In conclusion, all studies that investigate DE state that DE alone is not enough to control parasites, however inclusion in the diet may have other benefits unrelated to parasite infection. A parasite control regime should focus on correct diagnosis, manure management and appropriate treatment with chemical anthelmintics, or if an organic property is run, with supplements shown to have anti-parasitic effects, such a certain plants and plant extracts.

If you would like to look up these topics yourself, I would suggest visiting Google Scholar rather than Google. Google scholar will lead to you published scientific papers, that although you may not get full access to, you can get the drift of the study from the abstract paragraph.

*almost is included as without reading every paper ever published I cannot say that there is definitely no evidence.

**may does not mean it does. May means that more research is needed.


Osweiler, Gary D. and Carson, Thomas L., "Evaluation of diatomaceous earth as an adjunct to sheep parasite control in organic farming" (1997). Leopold Center Completed Grant Reports. 102.

Bernard, G., Worku, M., & Ahmedna, M. (2009). The effects of diatomaceous earth on parasite-infected goats. Bull. Georgian Natl. Acad. Sci, 3, 129-135.

Fernandez, M. I., Woodward, B. W., & Stromberg, B. E. (1998). Effect of diatomaceous earth as an anthelmintic treatment on internal parasites and feedlot performance of beef steers. Animal Science, 66(3), 635-641.

McLean, B., Frost, D., Evans, E., Clarke, A., & Griffiths, B. (2005). The inclusion of diatomaceous earth in the diet of grazing ruminants and its effect on gastrointestinal parasite burdens. ADAS Agricultural Research and Consulting Report.

Tello-Velamazán, Julia, et al. "Use of diatomaceous earth as a dietary supplement in organic hens and its effects on parasite load, egg production and egg quality." WPSA conference. Malaga. Spain. 2015.
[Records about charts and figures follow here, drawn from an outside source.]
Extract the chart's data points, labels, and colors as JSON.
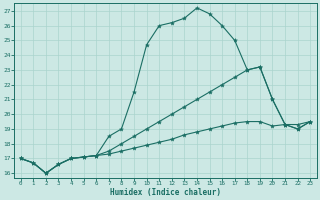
{
  "xlabel": "Humidex (Indice chaleur)",
  "bg_color": "#cce8e4",
  "grid_color": "#aad4ce",
  "line_color": "#1a6e64",
  "xlim": [
    -0.5,
    23.5
  ],
  "ylim": [
    15.7,
    27.5
  ],
  "yticks": [
    16,
    17,
    18,
    19,
    20,
    21,
    22,
    23,
    24,
    25,
    26,
    27
  ],
  "xticks": [
    0,
    1,
    2,
    3,
    4,
    5,
    6,
    7,
    8,
    9,
    10,
    11,
    12,
    13,
    14,
    15,
    16,
    17,
    18,
    19,
    20,
    21,
    22,
    23
  ],
  "line1_x": [
    0,
    1,
    2,
    3,
    4,
    5,
    6,
    7,
    8,
    9,
    10,
    11,
    12,
    13,
    14,
    15,
    16,
    17,
    18,
    19,
    20,
    21,
    22,
    23
  ],
  "line1_y": [
    17.0,
    16.7,
    16.0,
    16.6,
    17.0,
    17.1,
    17.2,
    18.5,
    19.0,
    21.5,
    24.7,
    26.0,
    26.2,
    26.5,
    27.2,
    26.8,
    26.0,
    25.0,
    23.0,
    23.2,
    21.0,
    19.3,
    19.0,
    19.5
  ],
  "line2_x": [
    0,
    1,
    2,
    3,
    4,
    5,
    6,
    7,
    8,
    9,
    10,
    11,
    12,
    13,
    14,
    15,
    16,
    17,
    18,
    19,
    20,
    21,
    22,
    23
  ],
  "line2_y": [
    17.0,
    16.7,
    16.0,
    16.6,
    17.0,
    17.1,
    17.2,
    17.5,
    18.0,
    18.5,
    19.0,
    19.5,
    20.0,
    20.5,
    21.0,
    21.5,
    22.0,
    22.5,
    23.0,
    23.2,
    21.0,
    19.3,
    19.0,
    19.5
  ],
  "line3_x": [
    0,
    1,
    2,
    3,
    4,
    5,
    6,
    7,
    8,
    9,
    10,
    11,
    12,
    13,
    14,
    15,
    16,
    17,
    18,
    19,
    20,
    21,
    22,
    23
  ],
  "line3_y": [
    17.0,
    16.7,
    16.0,
    16.6,
    17.0,
    17.1,
    17.2,
    17.3,
    17.5,
    17.7,
    17.9,
    18.1,
    18.3,
    18.6,
    18.8,
    19.0,
    19.2,
    19.4,
    19.5,
    19.5,
    19.2,
    19.3,
    19.3,
    19.5
  ]
}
Beltran, M. A. G., & Martin, R. (2016). DIATOMACEOUS EARTH INHIBITED THE IN VITRO MIGRATION OF Oesophagustomum dendatum LARVAE. Philippine Journal of Veterinary and Animal Sciences, 41(2).


Isabirye, R. A., Waiswa, C., Kabi, F., Nanyeenya, W. N., Biryomumaisho, S., Acai-Okwee, J., ... & Nasinyama, G. W. (2019). Efficacy of Diatomaceous Earth on Ascaridia galli, Blood Parameters: And on Ectoparasites In Chicken.